У сотника лицо мрачнее грозовой тучи, в лупастых глазах то и дело вспыхивают молоньи, словно бы хочет прожечь хозяина до печенок. А Любим вдруг рассиялся улыбкою.
– Ну, прости. Знать, больно досталось, коли молчишь. И не лез бы в занозу? Иль забыл, что я – Медвежья Смерть? Со мной не балуй…
– Ужо я тебе рога-то обломаю. Найду время. Еще отломится от меня, – пригрозил сотник; из лядунки, висевшей на широком поясе, где должен был храниться огневой запас, достал щепоть табаку, забил обе ноздри, прочихался.
– Знать, и вправду больно досталось, раз грозишь.
– Дурень, знамо, больно. Против сердца бьешь. Духу-то тяжело.
– Любя ведь, леший. По шеям бы надо, – засмеялся Любим. – Так опять голова отвалится. Сгоряча-то не разберешь, куда бить. Достал ты меня… Тебе бы пить нельзя. Ты пьяный-то дурной, и команда без присмотра. Эх вы, гулеваны, батожьем бы вас почаще потчевать…
– Себя и лупи по шеям, – уже отмякая, бормотал сотник. Неожиданно глаза сутырливого стрельца увлажнились.
– Ну ладно, оставь обиду, Ефим Иванович. Нам ли с тобою загрызаться? Давай поцалуемся, как братовья, и больно хорошо.
И они охотно пошли на мировую: обнялись, поцеловались, приняли по чарке и завели песню.
Не в русской натуре тешить зло.
Это немец, ежли поссорится, так затаит обиду до смертного часа и найдет повода мстить.
Глава седьмая
Пришла беда – отворяй ворота.
Вот и Никон сел на ноги: обезножел. Желвы пошли по голяшкам да шишки корявые по плюснам, как из старой березовой болони, и жилы набухли от натока черной крови. Так близкая старость вдруг выказывает себя, выедая плоть.
Не то ныне работу какую затеять – камни там ворочать на замежки, вычищая польцо, иль новины распахивать копорюгою, корчуя вагою пни (тут Никон шел за первого работника), иль невод тянуть за бережную лямку, – но и сдвинуться, с лавки подняться тяжко.
Да еще пристав Степан Наумов, видя, что никаких благ на голову старца не сыплется, никто не зазывает в Москву на патриарший престол, вдруг снова взъелся на заточника, припомнив прежние свои льстивые поклоны. И черный поп Палладий, что прежде вился вокруг великого старца ради сладкого куса, скоро перекинулся к полуполковнику и стал первым его наушником. Не зря Никон в ту ночь метался по окнам: у пристава везде уши понасажены. Гости как явились внезапно, так и пропали в лесах. Но Палладий-то разнюхал и нашептал Наумову: де, были у Никона воры-подговорщики и, де, собрался затворник тайно бежать из монастыря.
И Наумов, не мешкая, отселил служку чернца Флавиана от Никона, оставил старца одного, но нарядил к его сеням два неотступных караула, и стал бывый патриарх и служкою, и приворотником, и стряпущим: дровец наколоть беремя, иль за водой сбродить к святому роднику с бадейкой, иль житье обрядить, – ныне все сам.

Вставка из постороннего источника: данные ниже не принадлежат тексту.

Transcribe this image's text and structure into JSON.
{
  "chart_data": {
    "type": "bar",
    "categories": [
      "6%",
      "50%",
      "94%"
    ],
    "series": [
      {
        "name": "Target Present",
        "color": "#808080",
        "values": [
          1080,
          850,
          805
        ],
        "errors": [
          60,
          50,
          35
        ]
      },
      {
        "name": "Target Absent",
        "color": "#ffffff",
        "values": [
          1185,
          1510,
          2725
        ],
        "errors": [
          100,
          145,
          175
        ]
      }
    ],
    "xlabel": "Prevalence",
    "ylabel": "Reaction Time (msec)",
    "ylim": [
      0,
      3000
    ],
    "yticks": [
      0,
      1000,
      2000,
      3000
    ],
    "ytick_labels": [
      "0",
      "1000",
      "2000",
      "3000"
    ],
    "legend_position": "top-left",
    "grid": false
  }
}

Прежде-то бегом бы исполнил любую заботу без келейного работника, а нынь и самое малое делается с натугой и крехтаньем. Встал – ох, и сел – ох. Печь-то топится по-черному, дым гуляет по изобке, выедает очи, пока-то сплывет к потолку; вот и ползай, Никон, по полу, как росомаха, спасаясь от чада, и дверей на волю не отвори, скоро стрелец приткнет ее бердышом: де, не лезь, монах, в запретное место.
С месяц отсидел Никон в келеице, как в суровом пытошном застенке. Дымом выело озеночки, и появились на глазах бельма, и белки сжелтели, как у угарного пьяницы, и левая рука в плече от нытья обломилась; в ночь и ряски с себя не содрать без крика… Терпи, отче, то сам Господь на последних летах истинно возлюбил тебя; ибо кого любит Бог, того и наказует; долго мирволил он тебе, попускал в слабостях, а нынь и черной-то икорки, самой поственной строгой монашеской пищи, не видать на твоем столе; и ежли окуня в чешуе притащит какой монах-добряк, да и то тайком да украдкою; а в каравашке житенном, что принесет подкеларник с поварни, можно и последние зубы оставить: куснешь, а окраек-то весь в кровище.